As prioridades incondicionais incluem o fortalecimento do potencial do Novo Banco de Desenvolvimento e do Arranjo Contingente de Reservas do BRICS, a melhoria dos mecanismos de pagamento e o aumento do papel das moedas nacionais nos acordos mútuos. Está planejado se concentrar nessas questões na Cúpula do BRICS em Joanesburgo.

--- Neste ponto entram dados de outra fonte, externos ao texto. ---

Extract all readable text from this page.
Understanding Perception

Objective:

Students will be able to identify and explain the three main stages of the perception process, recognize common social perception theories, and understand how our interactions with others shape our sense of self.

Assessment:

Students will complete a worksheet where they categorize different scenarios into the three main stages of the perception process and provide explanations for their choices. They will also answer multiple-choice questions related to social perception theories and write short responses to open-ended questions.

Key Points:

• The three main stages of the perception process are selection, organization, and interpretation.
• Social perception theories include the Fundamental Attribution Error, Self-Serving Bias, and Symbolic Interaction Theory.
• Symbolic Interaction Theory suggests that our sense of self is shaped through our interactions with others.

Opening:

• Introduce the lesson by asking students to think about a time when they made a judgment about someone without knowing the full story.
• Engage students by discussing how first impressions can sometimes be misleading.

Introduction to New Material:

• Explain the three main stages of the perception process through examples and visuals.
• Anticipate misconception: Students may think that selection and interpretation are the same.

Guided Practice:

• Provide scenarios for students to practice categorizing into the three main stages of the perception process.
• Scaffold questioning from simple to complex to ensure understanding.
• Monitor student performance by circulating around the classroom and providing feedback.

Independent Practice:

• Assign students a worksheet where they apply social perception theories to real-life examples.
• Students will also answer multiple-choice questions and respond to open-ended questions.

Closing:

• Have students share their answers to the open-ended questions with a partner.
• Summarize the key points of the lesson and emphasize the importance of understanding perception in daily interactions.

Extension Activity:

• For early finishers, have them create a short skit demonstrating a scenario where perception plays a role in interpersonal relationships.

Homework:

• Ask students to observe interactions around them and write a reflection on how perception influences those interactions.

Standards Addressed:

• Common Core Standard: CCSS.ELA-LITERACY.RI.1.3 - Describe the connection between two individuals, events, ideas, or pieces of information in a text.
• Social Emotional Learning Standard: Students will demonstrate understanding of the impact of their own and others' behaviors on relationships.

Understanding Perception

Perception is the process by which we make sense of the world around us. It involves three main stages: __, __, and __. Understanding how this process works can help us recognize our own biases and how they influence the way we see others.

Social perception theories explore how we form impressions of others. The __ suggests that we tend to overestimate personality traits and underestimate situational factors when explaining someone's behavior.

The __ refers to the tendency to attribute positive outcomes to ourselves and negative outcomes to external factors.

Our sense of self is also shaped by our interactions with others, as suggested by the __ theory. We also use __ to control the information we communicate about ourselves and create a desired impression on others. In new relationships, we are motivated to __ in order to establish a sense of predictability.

Não pretendemos substituir os mecanismos multilaterais existentes, muito menos nos tornarmos uma nova “hegemonia coletiva”. Pelo contrário, os países do BRICS têm defendido consistentemente a criação de condições para o desenvolvimento de todos os Estados, o que exclui a lógica de bloco da Guerra Fria e os jogos geopolíticos de soma zero. O BRICS busca oferecer soluções inclusivas com base em uma abordagem participativa.

Com base nisso, estamos trabalhando consistentemente para desenvolver a interação do BRICS com os países que representam a Maioria Mundial. Em particular, uma das prioridades da Presidência Sul-Africana é fortalecer a cooperação com os países africanos. Compartilhamos totalmente essa abordagem. Estamos prontos para contribuir para o crescimento econômico no continente e para o fortalecimento da segurança lá, incluindo seus componentes alimentares e energéticos. Um exemplo notável é o resultado da Segunda Cúpula Rússia-África, realizada em São Petersburgo, de 27 a 28 de julho de 2023.

Neste contexto, é natural que o nosso agrupamento tenha muitos países com ideias semelhantes em todo o mundo. O BRICS é visto como uma força positiva que pode fortalecer a solidariedade do Sul Global e do Leste Global e se tornar um dos pilares de uma nova ordem mundial policêntrica mais justa.

Os cinco países estão prontos para responder a esta solicitação. Por isso, lançamos o processo de expansão. É simbólico que tenha ganhado tal impulso no ano da presidência da África do Sul, um país que se juntou ao BRICS como resultado de uma decisão política baseada em consenso.

Estou convencido de que a XV Cúpula será outro marco da parceria estratégica do BRICS e determinará as principais prioridades para os próximos anos. Agradecemos muito os esforços da Presidência Sul-Africana, incluindo o trabalho intensificado para melhorar toda a constelação de mecanismos do BRICS para aprofundar o diálogo do BRICS com outros países.